Stimson blamed its woes on imports and alternative wood products robbing its Coeur d'Alene mill of business.
”Stimson is no longer able to economically compete with import and alternative wood products to its pine and cedar products,“ CEO Andrew Miller said in a statement released Friday. ”We face dwindling market demand and pricing.“
Portland-based Stimson, which runs separate stud mills in Coeur d'Alene and Priest River, as well as in Hauser following its buyout of that facility in 2004, plans to apply for Trade Adjustment Assistance from the U.S. Department of Labor. That federal program helps workers who lose their jobs because of increased competition or jobs being moved outside the United States.
Immediately after the closure announcement, three members of Idaho's congressional delegation, Sen. Larry Craig, Sen. Mike Crapo and Rep. Butch Otter, all Republicans, lambasted what they called the result of a spike in softwood lumber imports from Canada.
”We will support your petition for Trade Adjustment Assistance to help with this transition and will also work to help outside workers, such as loggers, who are not directly employed by Stimson but will be impacted,“ the three said in a statement.
They called for a quick resolution of the dispute with Canada. The United States accuses its northern neighbor of sending millions of board feet of softwood lumber from government-owned timberlands across the border at low prices, making it tough for U.S. companies such as Stimson - harvesting wood from private land - to compete.
The Bush administration imposed tariffs on Canadian lumber in 2002.

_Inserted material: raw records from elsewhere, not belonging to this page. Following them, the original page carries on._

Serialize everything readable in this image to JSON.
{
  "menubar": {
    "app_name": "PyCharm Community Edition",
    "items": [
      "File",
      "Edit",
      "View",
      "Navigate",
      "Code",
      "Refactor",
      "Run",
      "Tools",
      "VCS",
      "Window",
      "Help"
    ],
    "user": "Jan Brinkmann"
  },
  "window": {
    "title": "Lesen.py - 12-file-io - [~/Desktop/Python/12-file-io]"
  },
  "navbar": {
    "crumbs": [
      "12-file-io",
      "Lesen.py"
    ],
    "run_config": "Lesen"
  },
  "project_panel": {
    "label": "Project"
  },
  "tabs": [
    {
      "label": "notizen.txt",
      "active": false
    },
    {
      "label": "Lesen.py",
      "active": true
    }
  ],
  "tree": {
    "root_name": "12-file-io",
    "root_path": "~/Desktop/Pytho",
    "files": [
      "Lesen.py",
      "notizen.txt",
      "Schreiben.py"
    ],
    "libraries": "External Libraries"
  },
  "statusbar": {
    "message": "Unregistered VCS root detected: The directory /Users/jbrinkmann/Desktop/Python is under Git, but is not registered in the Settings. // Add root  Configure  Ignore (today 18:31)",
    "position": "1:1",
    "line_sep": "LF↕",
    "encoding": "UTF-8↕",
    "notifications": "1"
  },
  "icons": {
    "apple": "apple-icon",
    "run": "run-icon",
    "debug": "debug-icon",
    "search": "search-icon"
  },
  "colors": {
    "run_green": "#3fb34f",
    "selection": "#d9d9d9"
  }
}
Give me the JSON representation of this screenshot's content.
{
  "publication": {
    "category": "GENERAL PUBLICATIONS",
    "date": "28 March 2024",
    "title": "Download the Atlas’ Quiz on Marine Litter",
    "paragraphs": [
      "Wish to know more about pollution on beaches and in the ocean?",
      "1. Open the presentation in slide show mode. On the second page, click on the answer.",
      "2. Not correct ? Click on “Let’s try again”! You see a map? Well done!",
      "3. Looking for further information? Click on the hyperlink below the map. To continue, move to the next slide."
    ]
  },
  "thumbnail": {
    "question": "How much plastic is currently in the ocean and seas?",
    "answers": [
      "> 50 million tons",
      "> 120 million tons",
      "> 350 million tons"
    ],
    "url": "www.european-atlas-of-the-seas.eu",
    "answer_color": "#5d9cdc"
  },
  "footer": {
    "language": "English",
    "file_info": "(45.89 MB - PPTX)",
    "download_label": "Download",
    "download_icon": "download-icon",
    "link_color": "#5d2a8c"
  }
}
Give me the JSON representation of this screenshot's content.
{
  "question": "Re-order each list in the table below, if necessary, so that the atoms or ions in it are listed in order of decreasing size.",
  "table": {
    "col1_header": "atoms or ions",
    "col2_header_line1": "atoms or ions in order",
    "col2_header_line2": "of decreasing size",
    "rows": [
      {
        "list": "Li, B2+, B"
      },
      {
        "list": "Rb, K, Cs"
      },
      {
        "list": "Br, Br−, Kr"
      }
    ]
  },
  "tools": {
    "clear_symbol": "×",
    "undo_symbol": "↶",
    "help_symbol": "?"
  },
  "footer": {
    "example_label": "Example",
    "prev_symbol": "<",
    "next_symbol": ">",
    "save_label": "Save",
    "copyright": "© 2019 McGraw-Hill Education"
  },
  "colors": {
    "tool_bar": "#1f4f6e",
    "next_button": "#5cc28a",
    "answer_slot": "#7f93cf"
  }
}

While North American Free Trade Agreement panels have ruled in favor of Canada, the United States has kept the tariffs in place, on claims that its position is supported by the World Trade Organization.
In a telephone call Friday, President Bush pressed Canadian Prime Minister Paul Martin for a negotiated settlement of the bitter dispute. Martin rebuffed the overture and warned that Canada would seek relief in U.S. courts if necessary, according to the two men's respective press secretaries.